Em “Rara Avis” (1996), um visitante entra em uma sala triangular e encontra uma gaiola à sua frente. Há um grupo de pássaros monocrômicos na gaiola e uma grande e colorida arara vermelha telerobótica. Há um visor de realidade virtual sobre o pedestal. Quando o visitante ajusta em si este visor, descobre que ele está vendo através dos olhos da arara eletrônica. O visitante reconhece a si mesmo através dos olhos do pássaro-robô, visto de dentro da gaiola.
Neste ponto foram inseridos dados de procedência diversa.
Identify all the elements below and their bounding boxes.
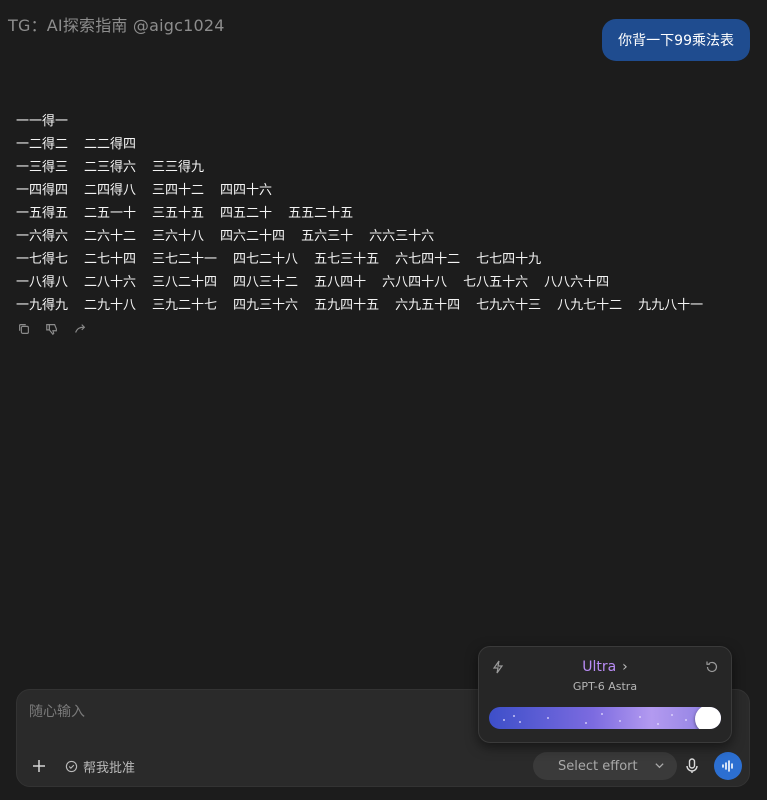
plus-icon[interactable] — [29, 756, 49, 776]
sparkle — [503, 719, 505, 721]
message-actions — [16, 321, 757, 337]
watermark: TG：AI探索指南 @aigc1024 — [8, 16, 225, 35]
table-cell: 四五二十 — [220, 206, 273, 221]
user-message-bubble: 你背一下99乘法表 — [602, 19, 750, 61]
table-cell: 一四得四 — [16, 183, 69, 198]
table-cell: 一五得五 — [16, 206, 69, 221]
table-row: 一五得五 二五一十 三五十五 四五二十 五五二十五 — [16, 200, 757, 223]
table-cell: 三三得九 — [152, 160, 205, 175]
table-cell: 三六十八 — [152, 229, 205, 244]
helper-button[interactable]: 帮我批准 — [65, 757, 135, 776]
microphone-icon[interactable] — [684, 756, 700, 776]
sparkle — [671, 714, 673, 716]
model-popup: Ultra › GPT-6 Astra — [478, 646, 732, 743]
sparkle — [547, 717, 549, 719]
table-row: 一四得四 二四得八 三四十二 四四十六 — [16, 177, 757, 200]
table-cell: 五六三十 — [301, 229, 354, 244]
table-row: 一二得二 二二得四 — [16, 131, 757, 154]
table-row: 一七得七 二七十四 三七二十一 四七二十八 五七三十五 六七四十二 七七四十九 — [16, 246, 757, 269]
multiplication-table: 一一得一 一二得二 二二得四 一三得三 二三得六 三三得九 一四得四 二四得八 三四十二 四四十六… — [16, 108, 757, 315]
table-cell: 二七十四 — [84, 252, 137, 267]
slider-thumb[interactable] — [695, 707, 721, 729]
table-cell: 四四十六 — [220, 183, 273, 198]
table-cell: 三八二十四 — [152, 275, 218, 290]
voice-mode-button[interactable] — [714, 752, 742, 780]
sparkle — [619, 720, 621, 722]
table-cell: 六六三十六 — [369, 229, 435, 244]
sparkle — [519, 721, 521, 723]
table-cell: 六九五十四 — [395, 298, 461, 313]
sparkle — [601, 713, 603, 715]
thumbs-down-icon[interactable] — [44, 321, 60, 337]
table-cell: 二二得四 — [84, 137, 137, 152]
table-row: 一六得六 二六十二 三六十八 四六二十四 五六三十 六六三十六 — [16, 223, 757, 246]
table-cell: 九九八十一 — [638, 298, 704, 313]
table-row: 一九得九 二九十八 三九二十七 四九三十六 五九四十五 六九五十四 七九六十三 八九七十二 九九… — [16, 292, 757, 315]
table-cell: 八八六十四 — [544, 275, 610, 290]
sparkle — [685, 719, 687, 721]
table-cell: 四九三十六 — [233, 298, 299, 313]
refresh-icon[interactable] — [705, 659, 719, 678]
table-cell: 四六二十四 — [220, 229, 286, 244]
table-cell: 三四十二 — [152, 183, 205, 198]
table-cell: 一八得八 — [16, 275, 69, 290]
model-name: GPT-6 Astra — [572, 680, 638, 693]
table-cell: 四七二十八 — [233, 252, 299, 267]
table-cell: 一九得九 — [16, 298, 69, 313]
table-row: 一三得三 二三得六 三三得九 — [16, 154, 757, 177]
table-cell: 二六十二 — [84, 229, 137, 244]
table-row: 一一得一 — [16, 108, 757, 131]
table-cell: 二四得八 — [84, 183, 137, 198]
table-cell: 六七四十二 — [395, 252, 461, 267]
table-cell: 五八四十 — [314, 275, 367, 290]
effort-slider[interactable] — [489, 707, 721, 729]
table-cell: 一一得一 — [16, 114, 69, 129]
chevron-down-icon — [655, 763, 664, 769]
table-cell: 三五十五 — [152, 206, 205, 221]
table-cell: 一七得七 — [16, 252, 69, 267]
effort-select[interactable]: Select effort — [533, 752, 677, 780]
table-row: 一八得八 二八十六 三八二十四 四八三十二 五八四十 六八四十八 七八五十六 八八六十四 — [16, 269, 757, 292]
table-cell: 八九七十二 — [557, 298, 623, 313]
copy-icon[interactable] — [16, 321, 32, 337]
table-cell: 四八三十二 — [233, 275, 299, 290]
waveform-icon — [722, 760, 733, 772]
table-cell: 一二得二 — [16, 137, 69, 152]
tier-selector[interactable]: Ultra › — [479, 659, 731, 675]
table-cell: 五五二十五 — [288, 206, 354, 221]
sparkle — [513, 715, 515, 717]
sparkle — [657, 723, 659, 725]
table-cell: 一六得六 — [16, 229, 69, 244]
assistant-answer: 一一得一 一二得二 二二得四 一三得三 二三得六 三三得九 一四得四 二四得八 三四十二 四四十六… — [16, 108, 757, 337]
tier-label: Ultra — [582, 659, 617, 675]
helper-label: 帮我批准 — [83, 761, 136, 776]
table-cell: 三九二十七 — [152, 298, 218, 313]
table-cell: 七八五十六 — [463, 275, 529, 290]
table-cell: 三七二十一 — [152, 252, 218, 267]
table-cell: 五九四十五 — [314, 298, 380, 313]
table-cell: 二五一十 — [84, 206, 137, 221]
sparkle — [639, 716, 641, 718]
table-cell: 二九十八 — [84, 298, 137, 313]
table-cell: 二三得六 — [84, 160, 137, 175]
table-cell: 七七四十九 — [476, 252, 542, 267]
chevron-right-icon: › — [622, 659, 628, 675]
share-icon[interactable] — [72, 321, 88, 337]
table-cell: 六八四十八 — [382, 275, 448, 290]
approve-icon — [65, 760, 78, 773]
table-cell: 二八十六 — [84, 275, 137, 290]
table-cell: 七九六十三 — [476, 298, 542, 313]
table-cell: 五七三十五 — [314, 252, 380, 267]
table-cell: 一三得三 — [16, 160, 69, 175]
sparkle — [585, 722, 587, 724]
effort-label: Select effort — [558, 758, 638, 774]
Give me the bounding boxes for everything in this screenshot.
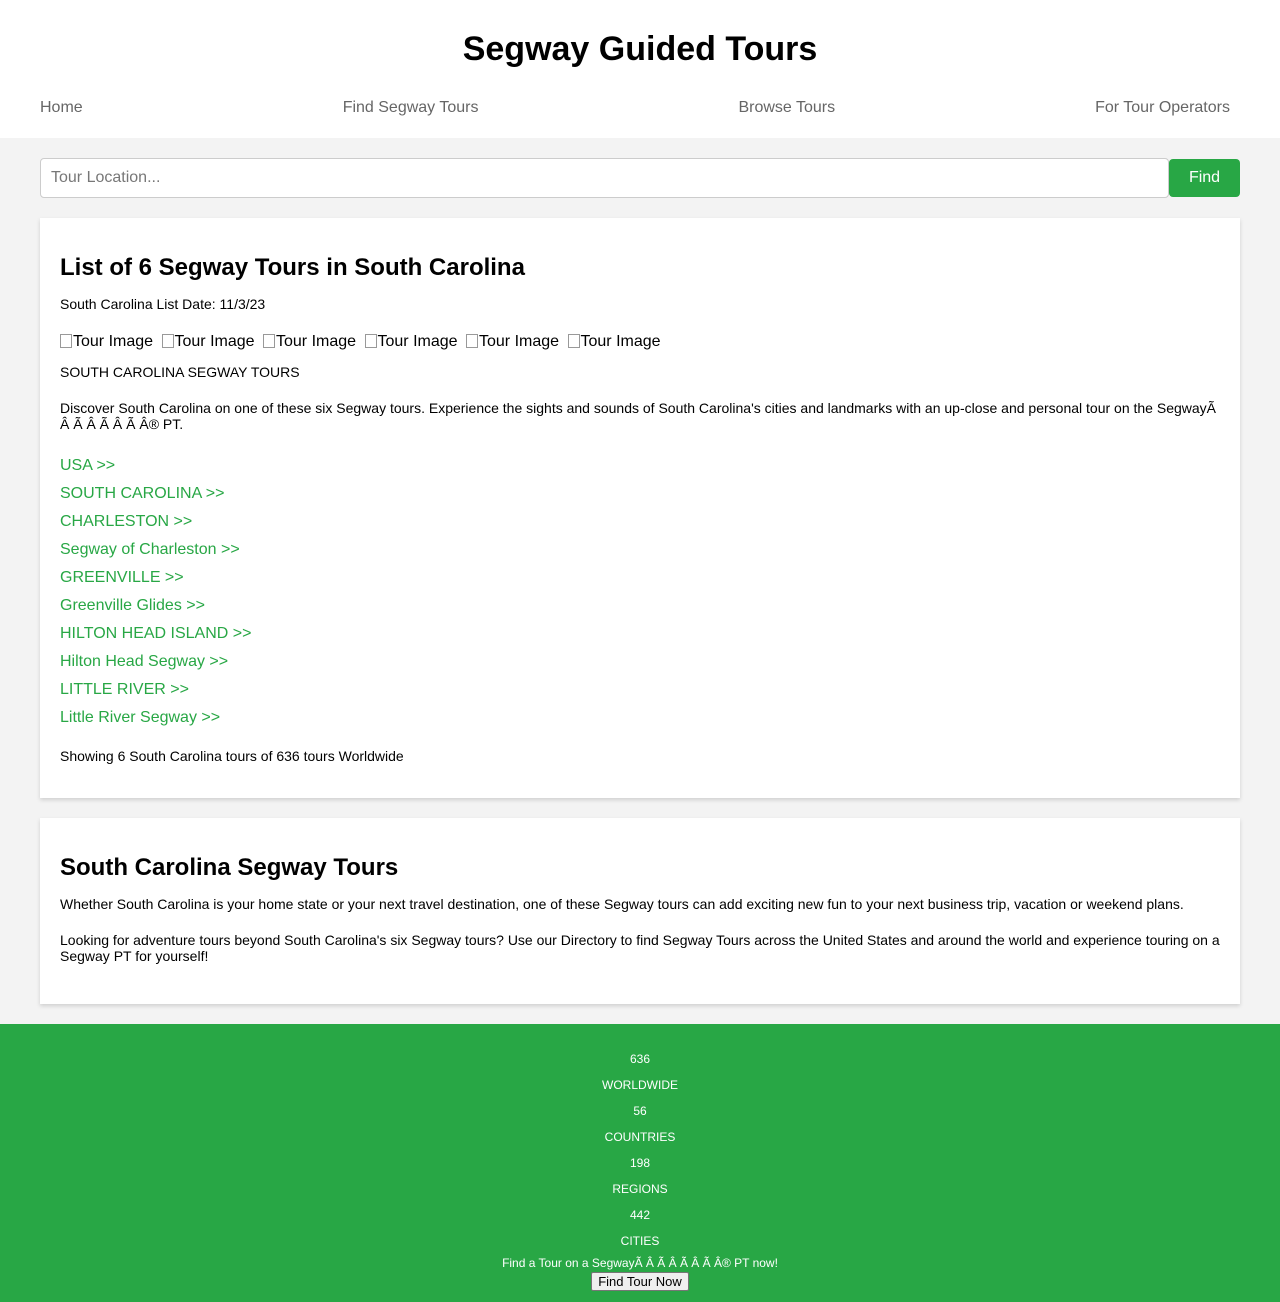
tour-image-row: Tour Image Tour Image Tour Image Tour Im… — [60, 332, 1220, 352]
info-paragraph: Whether South Carolina is your home stat… — [60, 896, 1184, 912]
tour-image: Tour Image — [161, 333, 257, 350]
list-date: South Carolina List Date: 11/3/23 — [60, 296, 266, 312]
link-segway-of-charleston[interactable]: Segway of Charleston >> — [60, 536, 1220, 564]
tour-image: Tour Image — [263, 333, 358, 350]
link-little-river-segway[interactable]: Little River Segway >> — [60, 704, 1220, 732]
tour-image: Tour Image — [567, 333, 663, 350]
broken-image-icon — [60, 334, 72, 348]
info-card: South Carolina Segway Tours Whether Sout… — [40, 818, 1240, 1004]
footer: 636 WORLDWIDE 56 COUNTRIES 198 REGIONS 4… — [0, 1024, 1280, 1302]
find-button[interactable]: Find — [1169, 159, 1240, 197]
tour-image: Tour Image — [60, 333, 155, 350]
link-usa[interactable]: USA >> — [60, 452, 1220, 480]
link-hilton-head-segway[interactable]: Hilton Head Segway >> — [60, 648, 1220, 676]
section-label: SOUTH CAROLINA SEGWAY TOURS — [60, 364, 300, 380]
link-charleston[interactable]: CHARLESTON >> — [60, 508, 1220, 536]
broken-image-icon — [263, 334, 275, 348]
footer-cta-text: Find a Tour on a SegwayÃ Â Ã Â Ã Â Ã Â® … — [502, 1256, 778, 1270]
site-title: Segway Guided Tours — [462, 30, 818, 68]
link-south-carolina[interactable]: SOUTH CAROLINA >> — [60, 480, 1220, 508]
list-heading: List of 6 Segway Tours in South Carolina — [60, 254, 525, 281]
broken-image-icon — [364, 334, 377, 348]
stat-count-cities: 442 — [629, 1208, 651, 1222]
nav-home[interactable]: Home — [40, 86, 83, 130]
stat-label-worldwide: WORLDWIDE — [602, 1078, 678, 1092]
broken-image-icon — [567, 334, 580, 348]
tour-links: USA >> SOUTH CAROLINA >> CHARLESTON >> S… — [60, 452, 1220, 732]
search-bar: Find — [40, 158, 1240, 198]
info-paragraph: Looking for adventure tours beyond South… — [60, 932, 1220, 964]
link-hilton-head-island[interactable]: HILTON HEAD ISLAND >> — [60, 620, 1220, 648]
stat-label-countries: COUNTRIES — [604, 1130, 676, 1144]
link-greenville[interactable]: GREENVILLE >> — [60, 564, 1220, 592]
main-nav: Home Find Segway Tours Browse Tours For … — [0, 86, 1280, 130]
info-heading: South Carolina Segway Tours — [60, 854, 399, 881]
tour-list-card: List of 6 Segway Tours in South Carolina… — [40, 218, 1240, 798]
stat-count-countries: 56 — [633, 1104, 647, 1118]
broken-image-icon — [466, 334, 478, 348]
showing-count: Showing 6 South Carolina tours of 636 to… — [60, 748, 404, 764]
stat-label-regions: REGIONS — [612, 1182, 668, 1196]
link-greenville-glides[interactable]: Greenville Glides >> — [60, 592, 1220, 620]
nav-find-segway-tours[interactable]: Find Segway Tours — [343, 86, 479, 130]
tour-image: Tour Image — [364, 333, 460, 350]
nav-browse-tours[interactable]: Browse Tours — [738, 86, 835, 130]
stat-count-regions: 198 — [629, 1156, 651, 1170]
broken-image-icon — [161, 334, 174, 348]
list-description: Discover South Carolina on one of these … — [60, 400, 1216, 432]
nav-for-tour-operators[interactable]: For Tour Operators — [1095, 86, 1230, 130]
link-little-river[interactable]: LITTLE RIVER >> — [60, 676, 1220, 704]
tour-location-input[interactable] — [40, 158, 1169, 198]
stat-label-cities: CITIES — [620, 1234, 660, 1248]
site-header: Segway Guided Tours Home Find Segway Tou… — [0, 0, 1280, 138]
find-tour-now-button[interactable]: Find Tour Now — [591, 1272, 689, 1291]
stat-count-worldwide: 636 — [629, 1052, 651, 1066]
tour-image: Tour Image — [466, 333, 561, 350]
Na medida em que o observador move sua própria cabeça o mesmo movimento acontece com a cabeça da arara causando assim mudança na cena a ser vista sobre o monitor.

Aqui, a identidade do observador e sua posição é “capturada” em um interminável circuito envolvendo interior e exterior, liberdade e cativeiro, ver e ser visto, manipular e ser manipulado. A cerca divide o espaço livre que se abre para o mundo exterior (lembre-se, a sala é triangular) do estado de aprisionamento dentro da gaiola que conduz a uma extremidade estreita. A configuração do espaço é metafórica em ambos os aspectos, psicológico e social. De um ponto de vista epistemológico, a tecnologia telerobótica coloca o observador em ambas as posições, fora e dentro da gaiola. Diz-se que recebemos aproximadamente 90% da informação que obtemos do exterior através do nosso sistema visual. E nossa cognição é formada baseada no input que obtemos. Então, a consciência do observador, neste caso, estaria vagando dentro da gaiola, enquanto seu corpo permaneceria fora da gaiola.

O trabalho evoca questões sobre a realidade de nossa vida através de contradições, como é mostrado no contraste entre pássaros monocrômicos reais e o pássaro colorido artificial (robô) dentro da gaiola. Em nossa vida cotidiana damos por certo que vivemos em um mundo real único, com um único corpo e consciência – mas é nossa condição realmente tão segura? Com o advento da Internet, viver virtualmente em uma outra comunidade (ou um outro espaço) está se tornando comum. Ter um outro ‘eu’ em um outro mundo como um avatar é também possível. Mas então, onde vivemos – onde estão nossos corpos? A realidade da vida está ligada ao espaço do qual fazemos parte com o corpo físico, ou ao espaço ao qual nossa consciência pertence? Ou fazemos parte de diferentes espaços ao mesmo tempo em um circuito de realidades variáveis? Com uma vida que pertence a culturas diferentes no mundo real, Kac visualiza os problemas que encararemos em um futuro próximo com as metáforas apresentadas em sua obra. “Rara Avis” é um trabalho complexo, que se multiplica em múltiplas interpretações.



Machiko Kusahara é crítica de arte eletrônica. Ela leciona na Universidade de Kyoto e faz curadoria de exposições para a Nicograph e o InterCommunication Center (ICC) em Tóquio. Seus escritos sobre arte eletrônica foram publicados em diversos livros, jornais e revistas em todo o mundo.